The importance of automation to keep up with open source updates is echoed by Rhett Glauser, vice president of marketing at SaltStack. "Considering modern scale & complexity, humans can't effectively deliver continuous compliance alone," he wrote in a response on Twitter.
Mackey is adamant that being aware of the code in a codebase is critical for maintaining the updates and patches required for secure code. "You can't patch something that you don't know you have," he says.
Even with a reliable inventory, though, knowing whether or not the code in your codebase is the most current, reliable, version can be difficult.

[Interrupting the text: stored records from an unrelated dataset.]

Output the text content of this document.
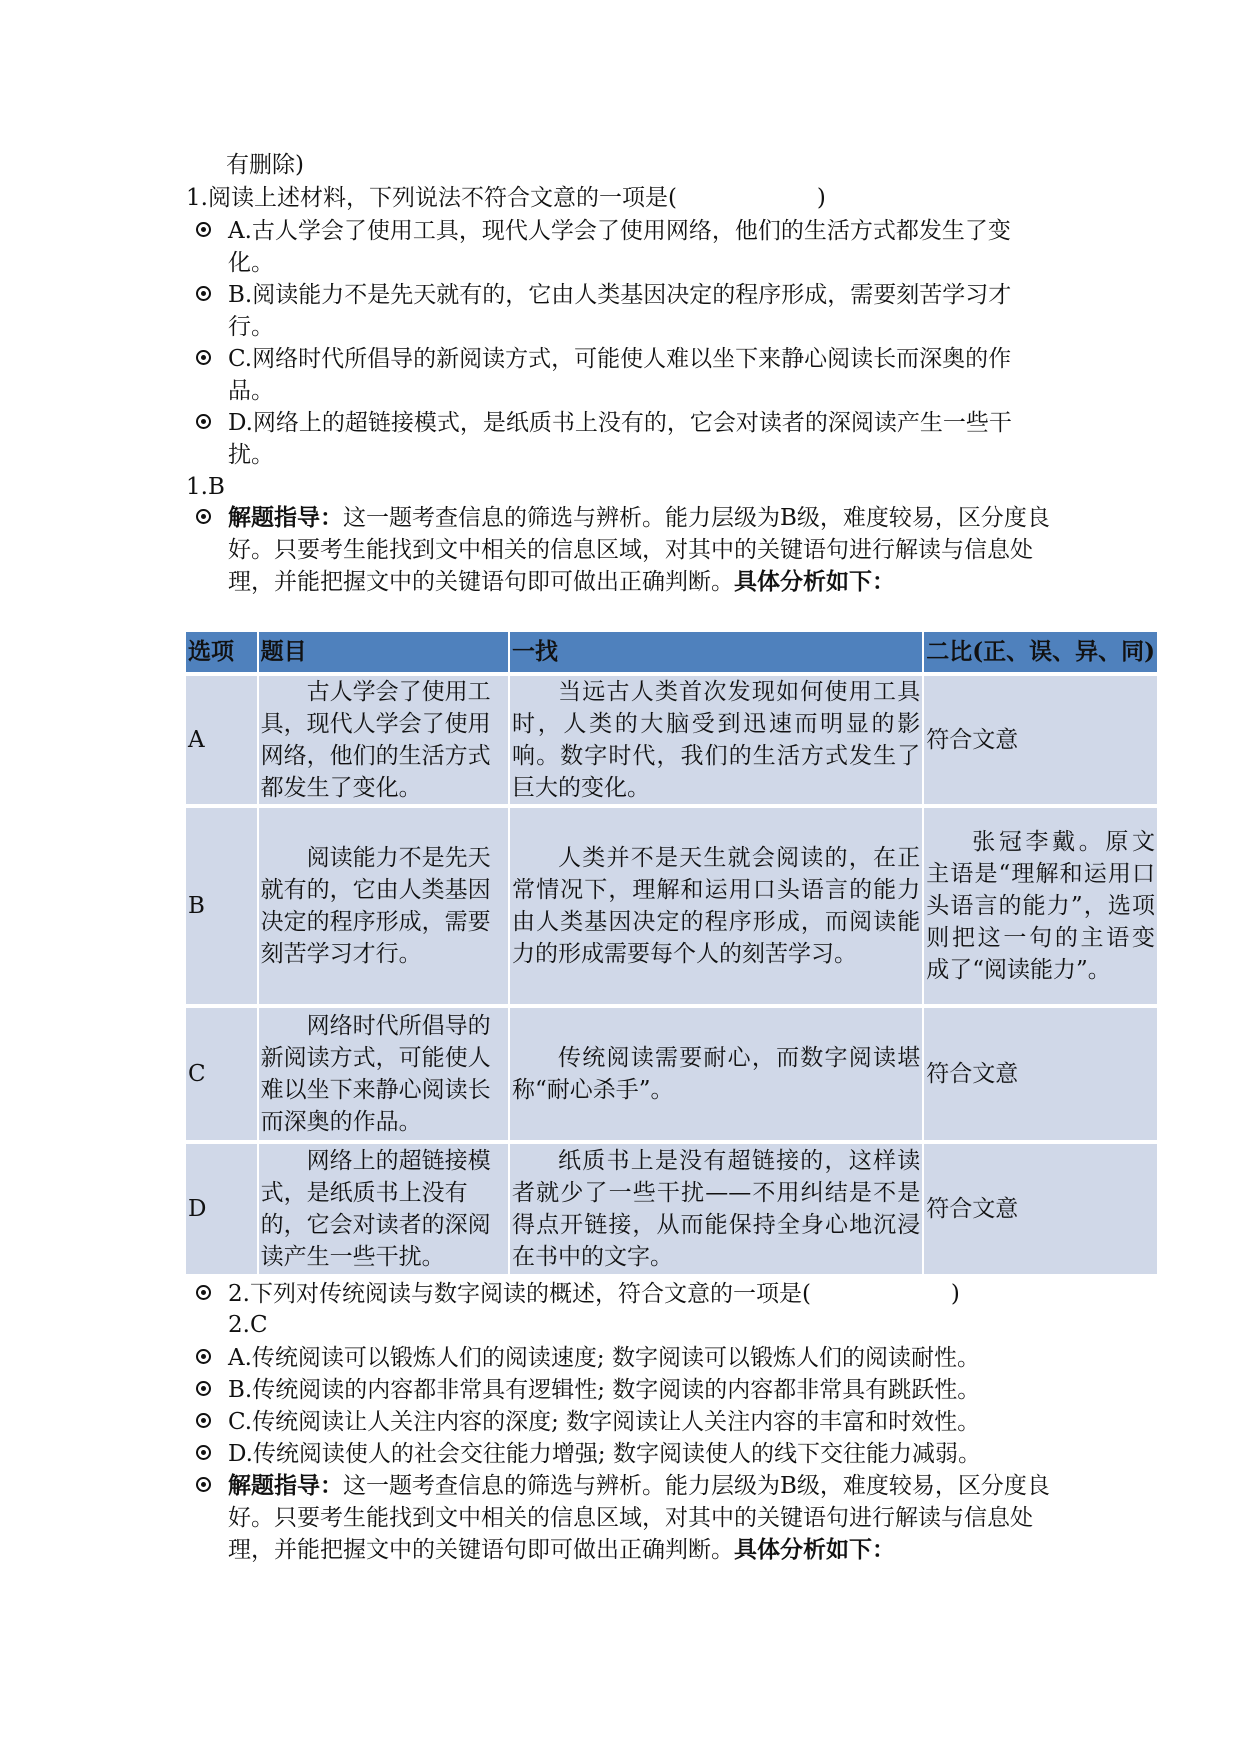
有删除)
1.阅读上述材料，下列说法不符合文意的一项是(	)
A.古人学会了使用工具，现代人学会了使用网络，他们的生活方式都发生了变化。
B.阅读能力不是先天就有的，它由人类基因决定的程序形成，需要刻苦学习才行。
C.网络时代所倡导的新阅读方式，可能使人难以坐下来静心阅读长而深奥的作品。
D.网络上的超链接模式，是纸质书上没有的，它会对读者的深阅读产生一些干扰。
1.B
解题指导：这一题考查信息的筛选与辨析。能力层级为B级，难度较易，区分度良好。只要考生能找到文中相关的信息区域，对其中的关键语句进行解读与信息处理，并能把握文中的关键语句即可做出正确判断。具体分析如下：
选项	题目	一找	二比(正、误、异、同)
A	古人学会了使用工具，现代人学会了使用网络，他们的生活方式都发生了变化。	当远古人类首次发现如何使用工具时，人类的大脑受到迅速而明显的影响。数字时代，我们的生活方式发生了巨大的变化。	符合文意
B	阅读能力不是先天就有的，它由人类基因决定的程序形成，需要刻苦学习才行。	人类并不是天生就会阅读的，在正常情况下，理解和运用口头语言的能力由人类基因决定的程序形成，而阅读能力的形成需要每个人的刻苦学习。	张冠李戴。原文主语是“理解和运用口头语言的能力”，选项则把这一句的主语变成了“阅读能力”。

C	网络时代所倡导的新阅读方式，可能使人难以坐下来静心阅读长而深奥的作品。	传统阅读需要耐心，而数字阅读堪称“耐心杀手”。	符合文意
D	网络上的超链接模式，是纸质书上没有的，它会对读者的深阅读产生一些干扰。	纸质书上是没有超链接的，这样读者就少了一些干扰——不用纠结是不是得点开链接，从而能保持全身心地沉浸在书中的文字。	符合文意
2.下列对传统阅读与数字阅读的概述，符合文意的一项是(	)
2.C
A.传统阅读可以锻炼人们的阅读速度; 数字阅读可以锻炼人们的阅读耐性。
B.传统阅读的内容都非常具有逻辑性; 数字阅读的内容都非常具有跳跃性。
C.传统阅读让人关注内容的深度; 数字阅读让人关注内容的丰富和时效性。
D.传统阅读使人的社会交往能力增强; 数字阅读使人的线下交往能力减弱。
解题指导：这一题考查信息的筛选与辨析。能力层级为B级，难度较易，区分度良好。只要考生能找到文中相关的信息区域，对其中的关键语句进行解读与信息处理，并能把握文中的关键语句即可做出正确判断。具体分析如下：
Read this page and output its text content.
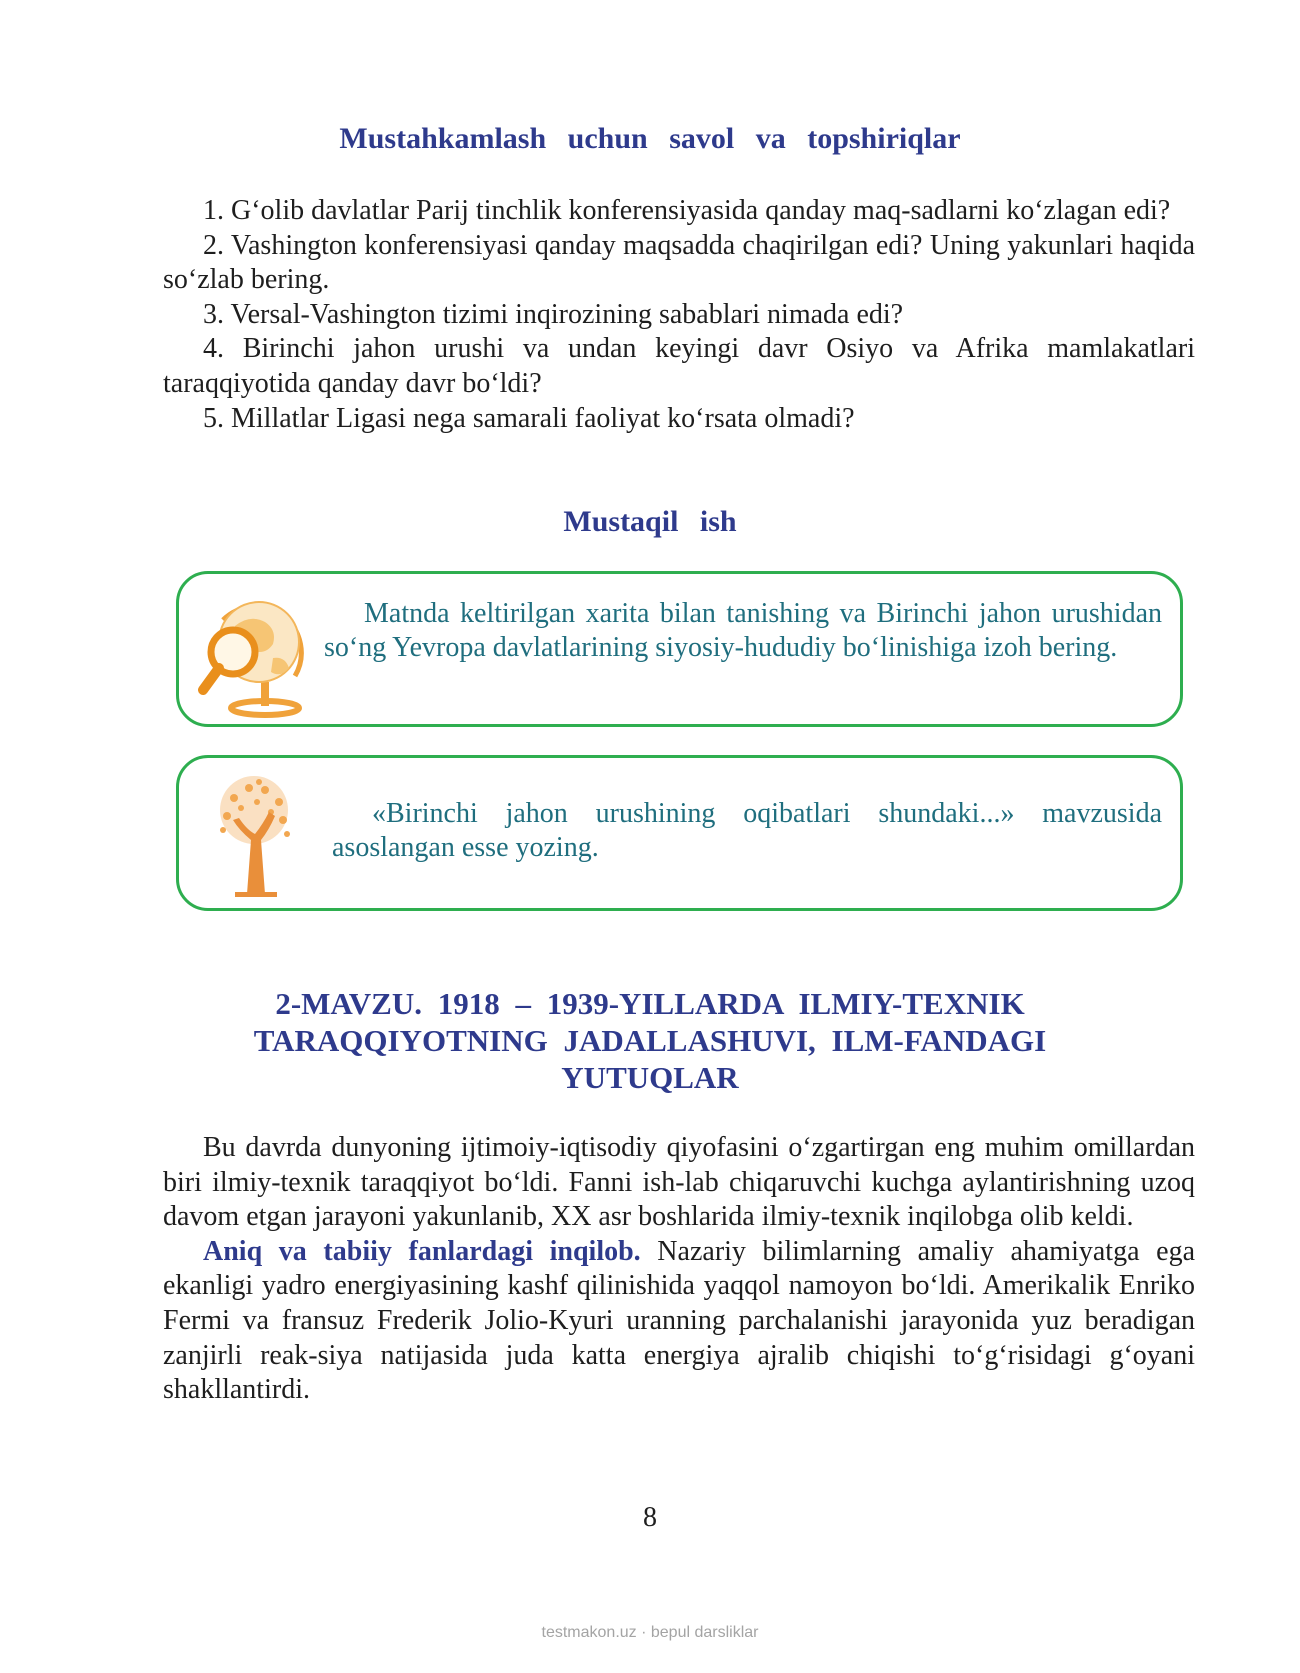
Mustahkamlash uchun savol va topshiriqlar

1. G‘olib davlatlar Parij tinchlik konferensiyasida qanday maq-sadlarni ko‘zlagan edi?

2. Vashington konferensiyasi qanday maqsadda chaqirilgan edi? Uning yakunlari haqida so‘zlab bering.

3. Versal-Vashington tizimi inqirozining sabablari nimada edi?

4. Birinchi jahon urushi va undan keyingi davr Osiyo va Afrika mamlakatlari taraqqiyotida qanday davr bo‘ldi?

5. Millatlar Ligasi nega samarali faoliyat ko‘rsata olmadi?

Mustaqil ish
Matnda keltirilgan xarita bilan tanishing va Birinchi jahon urushidan so‘ng Yevropa davlatlarining siyosiy-hududiy bo‘linishiga izoh bering.
«Birinchi jahon urushining oqibatlari shundaki...» mavzusida asoslangan esse yozing.
2-MAVZU. 1918 – 1939-YILLARDA ILMIY-TEXNIK
TARAQQIYOTNING JADALLASHUVI, ILM-FANDAGI
YUTUQLAR

Bu davrda dunyoning ijtimoiy-iqtisodiy qiyofasini o‘zgartirgan eng muhim omillardan biri ilmiy-texnik taraqqiyot bo‘ldi. Fanni ish-lab chiqaruvchi kuchga aylantirishning uzoq davom etgan jarayoni yakunlanib, XX asr boshlarida ilmiy-texnik inqilobga olib keldi.

Aniq va tabiiy fanlardagi inqilob. Nazariy bilimlarning amaliy ahamiyatga ega ekanligi yadro energiyasining kashf qilinishida yaqqol namoyon bo‘ldi. Amerikalik Enriko Fermi va fransuz Frederik Jolio-Kyuri uranning parchalanishi jarayonida yuz beradigan zanjirli reak-siya natijasida juda katta energiya ajralib chiqishi to‘g‘risidagi g‘oyani shakllantirdi.

8
testmakon.uz · bepul darsliklar
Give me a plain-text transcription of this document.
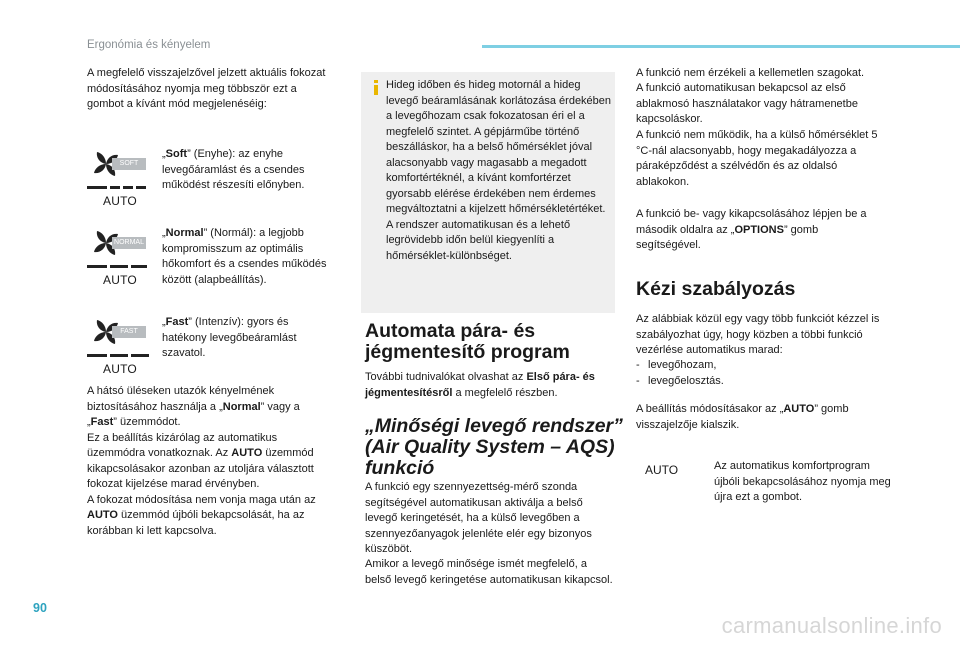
Ergonómia és kényelem
A megfelelő visszajelzővel jelzett aktuális fokozat módosításához nyomja meg többször ezt a gombot a kívánt mód megjelenéséig:
SOFT
AUTO
„Soft” (Enyhe): az enyhe levegőáramlást és a csendes működést részesíti előnyben.
NORMAL
AUTO
„Normal” (Normál): a legjobb kompromisszum az optimális hőkomfort és a csendes működés között (alapbeállítás).
FAST
AUTO
„Fast” (Intenzív): gyors és hatékony levegőbeáramlást szavatol.
A hátsó üléseken utazók kényelmének biztosításához használja a „Normal” vagy a „Fast” üzemmódot.
Ez a beállítás kizárólag az automatikus üzemmódra vonatkoznak. Az AUTO üzemmód kikapcsolásakor azonban az utoljára választott fokozat kijelzése marad érvényben.
A fokozat módosítása nem vonja maga után az AUTO üzemmód újbóli bekapcsolását, ha az korábban ki lett kapcsolva.
Hideg időben és hideg motornál a hideg levegő beáramlásának korlátozása érdekében a levegőhozam csak fokozatosan éri el a megfelelő szintet. A gépjárműbe történő beszálláskor, ha a belső hőmérséklet jóval alacsonyabb vagy magasabb a megadott komfortértéknél, a kívánt komfortérzet gyorsabb elérése érdekében nem érdemes megváltoztatni a kijelzett hőmérsékletértéket. A rendszer automatikusan és a lehető legrövidebb időn belül kiegyenlíti a hőmérséklet-különbséget.
Automata pára- és jégmentesítő program
További tudnivalókat olvashat az Első pára- és jégmentesítésről a megfelelő részben.
„Minőségi levegő rendszer” (Air Quality System – AQS) funkció
A funkció egy szennyezettség-mérő szonda segítségével automatikusan aktiválja a belső levegő keringetését, ha a külső levegőben a szennyezőanyagok jelenléte elér egy bizonyos küszöböt.
Amikor a levegő minősége ismét megfelelő, a belső levegő keringetése automatikusan kikapcsol.
A funkció nem érzékeli a kellemetlen szagokat.
A funkció automatikusan bekapcsol az első ablakmosó használatakor vagy hátramenetbe kapcsoláskor.
A funkció nem működik, ha a külső hőmérséklet 5 °C-nál alacsonyabb, hogy megakadályozza a páraképződést a szélvédőn és az oldalsó ablakokon.
A funkció be- vagy kikapcsolásához lépjen be a második oldalra az „OPTIONS” gomb segítségével.
Kézi szabályozás
Az alábbiak közül egy vagy több funkciót kézzel is szabályozhat úgy, hogy közben a többi funkció vezérlése automatikus marad:
- levegőhozam,
- levegőelosztás.
A beállítás módosításakor az „AUTO” gomb visszajelzője kialszik.
AUTO	Az automatikus komfortprogram újbóli bekapcsolásához nyomja meg újra ezt a gombot.
90
carmanualsonline.info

"Independent of whatever software asset software you have, you need to be building the bill of materials that includes where the code came from in the first place," Mackey says. "A solution for patching something that came from one source might not work for the same item that came from a different source."
And you might not even know that an item needs to be patched if the open source world is assumed to be akin to the commercial software market, where updates are frequently pushed to the customer, and there are regular communications about updates and patches. "They need to be engaged with the communities," explains Mackey. "In the open source world, they don't know who you are without the level of engagement."
He recommends building a development strategy that includes committing time and resources to participating in the open source communities that develop the code you adopt. That engagement can help security-wise, he says. "...the transparency of mature, well-adopted OSS [open source software] can foster peer review that is tough to match in proprietary [software]."